Peak and taper (2–3 weeks): sharpen and freshen
Goal: arrive rested but primed. Reduce volume, keep intensity, and simulate event demands.
- Volume: drop to 50–70% of build volume.
- Intensity: 1–2 short sessions at threshold/VO2 to maintain feel.
- Openers: include brief sprints or 1–2 min efforts 24–48 hours before key events.
For recreational riders: two quality sessions weekly (e.g., 3 x 3 min at 110% + a few sprints), plus 1–2 easy rides. Extra rest beats extra training this close.
For competitive riders: one VO2 or anaerobic session, one threshold maintenance session, one race-pace group ride if it fits, and the rest Z1–Z2.
Example taper week (event on Sunday):
Mon rest / easy 45 min Z1
Tue 3 x 3 min @ 115% FTP, full recovery
Wed 60–75 min Z2 + 3 x 8 sec sprints
Thu 30–45 min Z1–Z2
Fri Openers: 2 x 1 min @ 120% + 3 x 8 sec sprints
Sat 30 min easy spin
Sun Event day
Recovery, monitoring, and smart adjustments
- Weekly rhythm: 2–3 key sessions per week is plenty. Space hard days by at least 24–48 hours.
- Deload weeks: every 3rd or 4th week cut volume by 40–50% and halve the number of intervals; keep a touch of intensity.
- Signs to back off: declining watts at same RPE, unusually high or low heart rate for the effort, poor sleep, lingering soreness, irritability.
- Nutrition: fuel the work. Aim 30–60 g carbs/hour for rides up to 2.5 hours, 60–90 g/hour for longer. Protein 0.3 g/kg within 1–2 hours post-ride.
- Strength and mobility: 1–2 short sessions in base/build (20–40 min), maintain with 1 session in peak.
- Progress checks: re-test FTP or use hard training files to update zones every 4–6 weeks. If you increase FTP, adjust interval targets.
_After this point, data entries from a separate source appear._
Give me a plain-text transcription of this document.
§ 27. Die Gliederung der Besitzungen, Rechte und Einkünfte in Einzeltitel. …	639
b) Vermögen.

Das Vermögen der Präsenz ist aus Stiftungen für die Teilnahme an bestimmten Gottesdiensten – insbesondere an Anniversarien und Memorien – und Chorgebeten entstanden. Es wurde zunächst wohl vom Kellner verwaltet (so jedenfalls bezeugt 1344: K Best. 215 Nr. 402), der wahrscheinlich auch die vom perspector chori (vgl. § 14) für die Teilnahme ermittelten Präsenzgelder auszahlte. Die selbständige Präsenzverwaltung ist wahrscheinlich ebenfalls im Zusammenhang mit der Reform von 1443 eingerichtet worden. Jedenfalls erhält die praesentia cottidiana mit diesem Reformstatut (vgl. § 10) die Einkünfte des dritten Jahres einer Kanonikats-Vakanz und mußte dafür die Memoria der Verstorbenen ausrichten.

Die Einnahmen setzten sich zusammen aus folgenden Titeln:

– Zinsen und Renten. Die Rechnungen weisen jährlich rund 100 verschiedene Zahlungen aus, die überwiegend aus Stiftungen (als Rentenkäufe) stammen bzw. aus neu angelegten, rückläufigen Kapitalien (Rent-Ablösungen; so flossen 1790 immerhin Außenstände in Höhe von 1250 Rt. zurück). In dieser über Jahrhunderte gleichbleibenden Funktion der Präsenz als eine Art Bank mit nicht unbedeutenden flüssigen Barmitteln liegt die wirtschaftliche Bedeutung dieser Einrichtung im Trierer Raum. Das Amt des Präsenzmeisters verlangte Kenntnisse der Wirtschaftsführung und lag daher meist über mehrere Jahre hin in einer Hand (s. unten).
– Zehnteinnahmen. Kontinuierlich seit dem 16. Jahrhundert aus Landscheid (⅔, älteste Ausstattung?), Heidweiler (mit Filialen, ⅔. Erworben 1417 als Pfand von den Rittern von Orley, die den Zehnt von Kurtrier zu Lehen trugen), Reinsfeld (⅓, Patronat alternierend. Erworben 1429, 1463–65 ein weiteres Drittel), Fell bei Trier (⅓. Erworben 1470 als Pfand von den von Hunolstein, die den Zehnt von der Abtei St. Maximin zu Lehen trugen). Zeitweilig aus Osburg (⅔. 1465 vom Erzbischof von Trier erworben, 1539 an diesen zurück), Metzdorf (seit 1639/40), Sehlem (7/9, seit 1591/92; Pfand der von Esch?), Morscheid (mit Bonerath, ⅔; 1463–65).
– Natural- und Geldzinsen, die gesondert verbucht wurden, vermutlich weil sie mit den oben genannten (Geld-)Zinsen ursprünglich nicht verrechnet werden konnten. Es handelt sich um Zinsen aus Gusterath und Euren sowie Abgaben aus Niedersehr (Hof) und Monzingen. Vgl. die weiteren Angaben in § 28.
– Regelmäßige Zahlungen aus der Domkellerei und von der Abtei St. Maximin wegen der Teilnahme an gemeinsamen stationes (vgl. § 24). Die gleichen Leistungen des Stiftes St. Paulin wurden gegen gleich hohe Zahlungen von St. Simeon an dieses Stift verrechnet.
- Time-crunched? Prioritize one threshold or VO2 session + one longer Z2 ride each week. Consistency over perfection.
Put it together by penciling in your key event, counting back to schedule base, build, and peak, then dropping in weekly templates you can actually complete. Track sessions, recover on purpose, and let the data guide small course corrections. That is structured training that works.